First, the frozen plant samples in Eppendorf tubes were ground to a fine powder with 15 chrome steel beads (Qiagen) in a Retsch Mixer Mill MM400 at 30 Hz for 3 minutes. 100 mL of extraction buffer were prepared as follows: Tris-HCl (1M pH 8.8) 12 mL, EDTA (0.25 M) 1.6 mL, SDS (10%) 40 mL, glycerol (50%) 20 mL, and distilled H₂O up to 100 mL. 2 mL of buffer were added to the samples, they were mixed well then centrifuged at 12000 rpm for 20 min at 4°C. The supernatant liquids containing total proteins fraction (protein extract) were transferred to clean Eppendorf tubes and stored at -20°C. This total protein content measurement was then carried out following the Bio Rad DC™ protein assay protocol: Reagent A’ was prepared by adding 20 µL of reagent S (C₁₂H₂₅NaO₄S 7%) to each mL of reagent A (NaOH 3%). A standard curve was prepared using a protein standard diluted to concentrations ranging from 0.2 mg/mL to 1.5 mg/mL. 5 µL of standards and samples were pipetted into a clean, dry microplate, followed by the addition of 25 µL of reagent A’ and 200 µL of reagent B (a diluted FOLIN reagent containing less than 1% each of the following ingredients: lithium sulfate, tungstic acid, sodium salt, molybdic acid, hydrochloric acid and phosphoric acid). After a 15-minute incubation at room temperature, absorbance was measured at 750 nm using the Biotek PowerWave XS Microplate Reader. The protein concentration of L. minor samples was determined by plotting absorbance against the concentration of known standards and interpolating the absorbance values of unknown concentration samples.

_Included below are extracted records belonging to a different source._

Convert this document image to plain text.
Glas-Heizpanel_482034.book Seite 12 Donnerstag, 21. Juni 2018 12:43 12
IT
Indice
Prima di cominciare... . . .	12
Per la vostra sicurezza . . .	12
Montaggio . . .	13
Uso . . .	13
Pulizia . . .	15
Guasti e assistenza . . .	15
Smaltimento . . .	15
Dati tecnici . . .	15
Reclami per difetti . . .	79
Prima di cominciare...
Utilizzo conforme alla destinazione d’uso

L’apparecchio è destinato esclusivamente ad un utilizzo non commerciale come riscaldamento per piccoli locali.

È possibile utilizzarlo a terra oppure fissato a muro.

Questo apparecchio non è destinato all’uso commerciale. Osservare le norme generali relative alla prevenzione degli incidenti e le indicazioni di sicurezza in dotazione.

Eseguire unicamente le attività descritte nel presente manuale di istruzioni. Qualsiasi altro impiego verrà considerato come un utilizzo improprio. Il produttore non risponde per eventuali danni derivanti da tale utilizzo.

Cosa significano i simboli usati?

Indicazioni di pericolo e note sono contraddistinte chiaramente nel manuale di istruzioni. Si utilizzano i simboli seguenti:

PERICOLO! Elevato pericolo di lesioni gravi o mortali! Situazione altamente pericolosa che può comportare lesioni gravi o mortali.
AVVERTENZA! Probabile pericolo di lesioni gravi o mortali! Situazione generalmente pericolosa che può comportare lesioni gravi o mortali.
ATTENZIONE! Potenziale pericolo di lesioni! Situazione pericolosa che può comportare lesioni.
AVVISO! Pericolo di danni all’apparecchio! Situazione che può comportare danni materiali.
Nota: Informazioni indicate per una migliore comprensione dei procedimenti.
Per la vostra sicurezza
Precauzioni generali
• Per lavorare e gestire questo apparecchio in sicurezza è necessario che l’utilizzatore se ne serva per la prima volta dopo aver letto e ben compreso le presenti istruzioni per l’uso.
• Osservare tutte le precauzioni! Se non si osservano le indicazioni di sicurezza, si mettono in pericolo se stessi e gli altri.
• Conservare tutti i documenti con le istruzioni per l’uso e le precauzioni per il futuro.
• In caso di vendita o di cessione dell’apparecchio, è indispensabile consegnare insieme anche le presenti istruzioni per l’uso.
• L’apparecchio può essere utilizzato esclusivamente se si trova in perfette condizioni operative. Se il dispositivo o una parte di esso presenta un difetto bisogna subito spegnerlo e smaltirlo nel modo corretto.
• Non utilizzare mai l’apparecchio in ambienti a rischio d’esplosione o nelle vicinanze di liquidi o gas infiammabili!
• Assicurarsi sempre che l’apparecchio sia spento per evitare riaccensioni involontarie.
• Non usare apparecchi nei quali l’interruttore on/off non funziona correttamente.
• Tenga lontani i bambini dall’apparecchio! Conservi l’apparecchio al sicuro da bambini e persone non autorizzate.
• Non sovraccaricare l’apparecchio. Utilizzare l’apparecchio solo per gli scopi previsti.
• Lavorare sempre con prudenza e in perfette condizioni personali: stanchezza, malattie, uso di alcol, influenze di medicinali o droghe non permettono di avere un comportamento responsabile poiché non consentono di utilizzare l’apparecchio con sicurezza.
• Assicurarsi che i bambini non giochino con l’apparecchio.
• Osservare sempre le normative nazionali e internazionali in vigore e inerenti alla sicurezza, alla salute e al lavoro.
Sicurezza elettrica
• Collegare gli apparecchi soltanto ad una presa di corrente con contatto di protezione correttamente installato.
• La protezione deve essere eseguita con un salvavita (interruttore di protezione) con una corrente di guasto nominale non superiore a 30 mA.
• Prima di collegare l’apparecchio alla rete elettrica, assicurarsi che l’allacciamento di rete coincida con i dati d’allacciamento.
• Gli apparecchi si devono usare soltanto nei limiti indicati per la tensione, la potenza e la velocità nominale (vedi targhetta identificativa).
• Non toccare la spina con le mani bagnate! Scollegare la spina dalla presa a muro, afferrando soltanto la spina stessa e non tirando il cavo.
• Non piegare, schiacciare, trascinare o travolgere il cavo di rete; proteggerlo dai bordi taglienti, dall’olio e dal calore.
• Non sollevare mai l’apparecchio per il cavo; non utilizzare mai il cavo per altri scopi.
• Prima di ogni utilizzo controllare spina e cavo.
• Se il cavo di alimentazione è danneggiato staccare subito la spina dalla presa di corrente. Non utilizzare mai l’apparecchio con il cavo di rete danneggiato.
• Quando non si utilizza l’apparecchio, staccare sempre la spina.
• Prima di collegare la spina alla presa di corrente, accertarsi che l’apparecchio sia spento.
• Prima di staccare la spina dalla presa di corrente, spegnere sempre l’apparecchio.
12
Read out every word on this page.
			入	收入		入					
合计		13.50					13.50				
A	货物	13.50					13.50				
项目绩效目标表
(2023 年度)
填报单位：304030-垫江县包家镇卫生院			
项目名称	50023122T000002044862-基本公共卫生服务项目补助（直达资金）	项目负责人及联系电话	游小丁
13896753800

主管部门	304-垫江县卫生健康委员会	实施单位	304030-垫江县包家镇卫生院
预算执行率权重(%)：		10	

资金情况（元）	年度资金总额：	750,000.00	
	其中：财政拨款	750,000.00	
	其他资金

Plant samples were dried in an oven at 60°C for 3 days. Around 15 mg of dried biomass were weighed into a 2 mL Eppendorf tube and mixed with 3 chrome steel beads. Samples were then shredded using a Mixer Mill MM400 at 30 Hz for 4 minutes. Interfering pigments were extracted with 100% acetone: four extractions of 1 mL each were performed, followed by vortexing and centrifugation for 1.5 minutes at maximum speed. The beads and the supernatant were removed. Sugars were extracted with 80% ethanol: two extractions of 1 mL each were performed, and the entire pellet was transferred to a 15 mL tube for starch extraction, where 3 mL of 80% ethanol were then added. The samples were then centrifuged for 5 minutes at maximum speed (4800 rpm) using a Rotina 420R centrifuge. The supernatant containing soluble sugars was transferred to a new 15 mL tube labelled for sugar extraction. Starch residues were hydrolysed through an addition of 5 mL of 1.1% HCl. The samples were heated in a water bath at 100°C for 30 minutes. 5 mL of demineralized H₂O were added to each sample, resulting in a total volume of 10 mL. Before the spectrophotometric measurements, the following solutions were prepared: anthrone reagent was prepared adding 0.1 g anthrone (C₁₄H₁₀O) in 50 mL of 72% H₂SO₄, starch standards (0 to 10 mg starch/10 mL 1,1% HCl), and glucose standard (0 to 10 mg glucose/10 mL 80% EtOH). The concentration of unknown samples was analysed as follows: 100 mL of test solution (samples or standard solutions) were pipetted into a 2 mL Eppendorf tube and cooled to 0°C on ice. Then, 500 µL of ice-cold anthrone reagent were added, and all samples were vortexed. The samples were then heated for exactly 11 minutes in a water bath at 100°C, cooled rapidly to 0°C on ice, and vortexed again. Absorbance was read at 630 nm using the Biotek PowerWave XS Microplate Reader within an hour. The concentration of starch and glucose of L. minor samples were determined by plotting absorbance against the concentration of known standards and interpolating the absorbance values of unknown concentration samples.